In the human body, acetaldehyde is the primary metabolic byproduct of ethanol (drinking alcohol). The enzyme alcohol dehydrogenase in the liver converts ethanol into acetaldehyde. This compound is highly toxic and carcinogenic, and it is largely responsible for many of the negative effects of alcohol consumption, including hangovers and facial flushing. It is subsequently broken down into less harmful acetate by another enzyme. The buildup of acetaldehyde before it can be processed is what causes cellular damage.
8. Explain why acetaldehyde gives a positive Tollen's test while ketones do not.
Acetaldehyde gives a positive Tollen's test because it is an aldehyde, which can be easily oxidised.
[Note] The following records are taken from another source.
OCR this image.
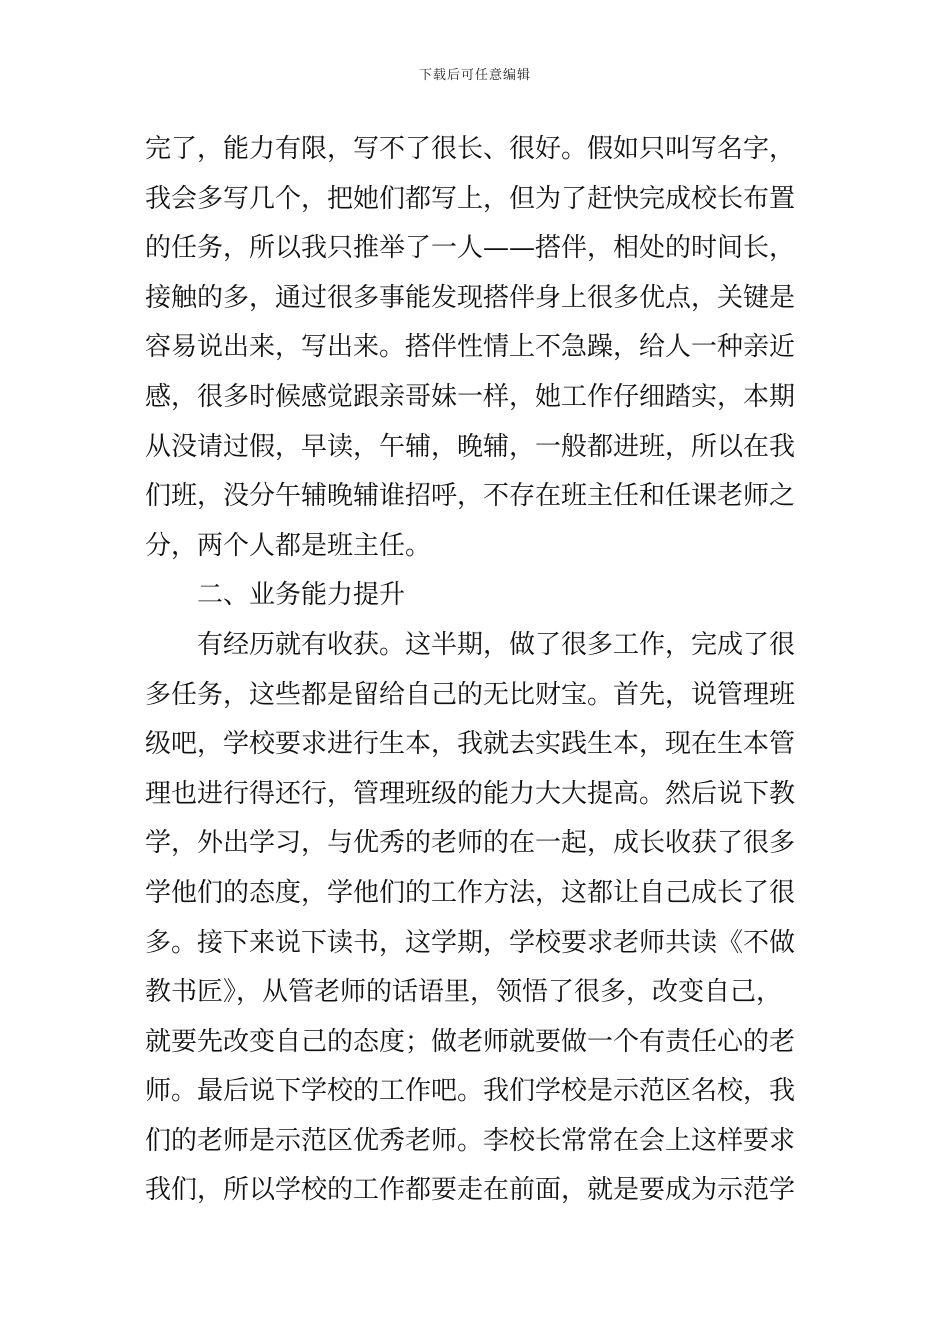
下载后可任意编辑
完了，能力有限，写不了很长、很好。假如只叫写名字，
我会多写几个，把她们都写上，但为了赶快完成校长布置
的任务，所以我只推举了一人——搭伴，相处的时间长，
接触的多，通过很多事能发现搭伴身上很多优点，关键是
容易说出来，写出来。搭伴性情上不急躁，给人一种亲近
感，很多时候感觉跟亲哥妹一样，她工作仔细踏实，本期
从没请过假，早读，午辅，晚辅，一般都进班，所以在我
们班，没分午辅晚辅谁招呼，不存在班主任和任课老师之
分，两个人都是班主任。
二、业务能力提升
有经历就有收获。这半期，做了很多工作，完成了很
多任务，这些都是留给自己的无比财宝。首先，说管理班
级吧，学校要求进行生本，我就去实践生本，现在生本管
理也进行得还行，管理班级的能力大大提高。然后说下教
学，外出学习，与优秀的老师的在一起，成长收获了很多
学他们的态度，学他们的工作方法，这都让自己成长了很
多。接下来说下读书，这学期，学校要求老师共读《不做
教书匠》，从管老师的话语里，领悟了很多，改变自己，
就要先改变自己的态度；做老师就要做一个有责任心的老
师。最后说下学校的工作吧。我们学校是示范区名校，我
们的老师是示范区优秀老师。李校长常常在会上这样要求
我们，所以学校的工作都要走在前面，就是要成为示范学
The test involves Tollen's reagent, which is an alkaline solution of ammoniacal silver nitrate [Ag(NH₃)₂]⁺. The aldehyde group (-CHO) in acetaldehyde is oxidised to a carboxylate ion (CH₃COO⁻). In this redox reaction, the silver ions (Ag⁺) in the reagent are reduced to metallic silver (Ag), which deposits on the inside of the test tube, forming a characteristic 'silver mirror'. Ketones, like acetone, lack the hydrogen atom directly attached to the carbonyl group and are resistant to oxidation under these mild conditions, hence they do not give a positive Tollen's test.